Show me how you are going to make this pretty:

  if does.that?.prop?.exist then console.log 'yes, no crash!'
1 comments

> You mean only ES2016 from that list?

No, I was intentional about my description. People tend to be informal when talking about JS versions, and all five of those terms might be used to describe decaffeinate's output. IMO it's best to just say that decaffeinate produces JavaScript, and not any particular old version of JavaScript.

> Show me how you are going to make this pretty

Soak operations (anything with a question mark) are probably the hardest to convert to JavaScript, especially when they're chained. Here's what decaffeinate gives today:

http://decaffeinate-project.org/repl/#?evaluate=true&stage=f...

And here's an open bug with thoughts on making those look better: https://github.com/decaffeinate/decaffeinate/issues/336

But many people have still found decaffeinate useful since the vast majority of real-world CoffeeScript (at least from what I've seen) tends to convert pretty well, and even in difficult cases, it's better to safely get it in JavaScript first and then clean it up than to rewrite everything by hand.
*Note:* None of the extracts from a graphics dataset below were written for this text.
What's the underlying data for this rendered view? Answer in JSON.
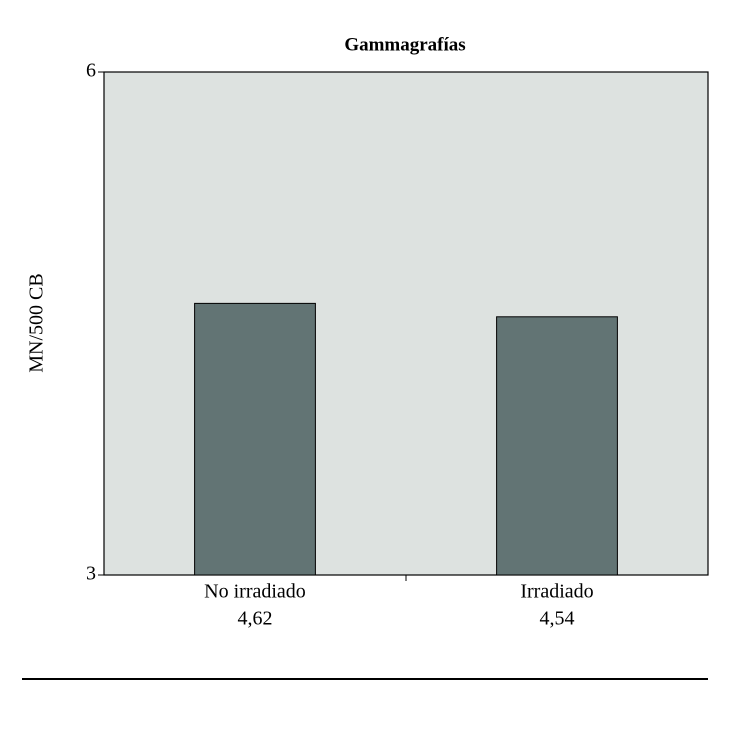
{
  "chart_data": {
    "type": "bar",
    "title": "Gammagrafías",
    "y_label": "MN/500 CB",
    "categories": [
      "No irradiado",
      "Irradiado"
    ],
    "values": [
      4.62,
      4.54
    ],
    "value_labels": [
      "4,62",
      "4,54"
    ],
    "color": "#627474",
    "background": "#dde2e0",
    "ylim": [
      3,
      6
    ],
    "yticks": [
      3,
      6
    ],
    "grid": false
  }
}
  if (__guard__(does.that != null ? does.that.prop : undefined, x => x.exist)) { console.log('yes, no crash!'); }
  function __guard__(value, transform) {
    return (typeof value !== 'undefined' && value !== null) ? transform(value) : undefined;
  }
oh my..

This was 1 line of CS, how to clean this up without a chance of creating bugs?

How on earth is ESxxx an improvement on CS anyways? It's just not true, it's a leap back.